The Electricity Statement of Opportunities (ESOO) released today presents an outlook for NEM supply capacity for the years 2012-22 and provides a broad analysis of generation and demand side investment.
"The ESOO shows low reserve condition (LRC) points – which are indicators of when new investment in generation is required – have been deferred for most NEM states as a result of a fall in electricity use and forecasts of slower growth in both annual energy and maximum demand," said AEMO Managing Director and Chief Executive Officer Mr Matt Zema.
"Investment across the Australian energy sector is being buoyed by interest in renewable technologies, particularly wind – as a result of the Large-scale Renewable Energy Target (LRET)," Mr Zema said.

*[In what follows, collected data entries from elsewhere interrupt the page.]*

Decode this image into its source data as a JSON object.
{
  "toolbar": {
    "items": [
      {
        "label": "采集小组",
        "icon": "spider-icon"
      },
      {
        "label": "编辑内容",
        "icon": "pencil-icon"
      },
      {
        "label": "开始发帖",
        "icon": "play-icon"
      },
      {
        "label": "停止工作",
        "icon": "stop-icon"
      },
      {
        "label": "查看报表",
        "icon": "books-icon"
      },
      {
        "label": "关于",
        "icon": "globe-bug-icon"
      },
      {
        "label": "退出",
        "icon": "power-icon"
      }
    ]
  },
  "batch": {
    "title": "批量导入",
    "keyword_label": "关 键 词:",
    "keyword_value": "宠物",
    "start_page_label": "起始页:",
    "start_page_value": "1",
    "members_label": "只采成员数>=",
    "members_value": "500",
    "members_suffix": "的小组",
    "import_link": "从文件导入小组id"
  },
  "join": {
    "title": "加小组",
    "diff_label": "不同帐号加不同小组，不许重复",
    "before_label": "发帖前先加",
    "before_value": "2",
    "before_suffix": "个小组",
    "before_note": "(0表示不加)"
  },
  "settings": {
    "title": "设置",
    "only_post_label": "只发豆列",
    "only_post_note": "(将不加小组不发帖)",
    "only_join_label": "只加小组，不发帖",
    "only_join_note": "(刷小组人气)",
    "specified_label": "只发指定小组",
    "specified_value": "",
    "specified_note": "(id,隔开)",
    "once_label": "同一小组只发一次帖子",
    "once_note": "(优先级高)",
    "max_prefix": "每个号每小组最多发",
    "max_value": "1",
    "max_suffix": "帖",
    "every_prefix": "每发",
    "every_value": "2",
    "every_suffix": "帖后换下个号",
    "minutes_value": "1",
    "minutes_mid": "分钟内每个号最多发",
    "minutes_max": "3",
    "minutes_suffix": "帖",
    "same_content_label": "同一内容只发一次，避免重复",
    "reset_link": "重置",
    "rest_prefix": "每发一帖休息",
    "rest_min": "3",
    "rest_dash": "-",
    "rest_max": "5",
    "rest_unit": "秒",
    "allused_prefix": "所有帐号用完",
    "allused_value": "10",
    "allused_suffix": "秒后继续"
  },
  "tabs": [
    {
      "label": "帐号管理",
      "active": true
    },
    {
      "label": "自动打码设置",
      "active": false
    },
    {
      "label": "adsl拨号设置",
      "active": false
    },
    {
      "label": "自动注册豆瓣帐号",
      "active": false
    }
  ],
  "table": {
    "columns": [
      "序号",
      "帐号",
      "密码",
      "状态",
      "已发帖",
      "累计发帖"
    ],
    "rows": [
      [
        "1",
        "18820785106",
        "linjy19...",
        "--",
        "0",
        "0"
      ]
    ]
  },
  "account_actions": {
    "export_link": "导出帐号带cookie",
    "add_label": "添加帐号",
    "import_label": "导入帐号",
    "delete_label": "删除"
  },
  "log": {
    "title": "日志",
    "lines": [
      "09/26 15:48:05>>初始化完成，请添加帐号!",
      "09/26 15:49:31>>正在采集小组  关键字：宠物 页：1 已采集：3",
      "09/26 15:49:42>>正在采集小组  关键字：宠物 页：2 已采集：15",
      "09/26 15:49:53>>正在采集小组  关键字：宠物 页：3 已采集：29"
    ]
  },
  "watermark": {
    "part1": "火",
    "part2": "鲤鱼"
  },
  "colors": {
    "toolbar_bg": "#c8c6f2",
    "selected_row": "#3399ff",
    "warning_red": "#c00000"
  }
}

The ESOO also highlights publicly-announced proposals, including over 13,000 MW of wind generation capacity and over 11,000 MW of open-cycle gas turbine (OCGT) generation capacity. There is less focus on base load generation, with around 3,300 MW in black coal and 3,000 MW of combined-cycle gas turbine generation capacity.
The timeframe for the Commonwealth Government’s Contract for Closure (CFC) program, designed to deliver the closure of around 2,000 MW of high emissions-intensity coal-fired generation capacity by 2020, was extended at the end of June; the ESOO does not consider impacts of the CFC.
The ESOO outlines existing generation plant revisiting their business model for the way they operate in the market.
The ESOO is complemented by the Power System Adequacy (PSA) – two year outlook, also released today, which shows the power system is expected to operate securely and reliably during 2012-2014.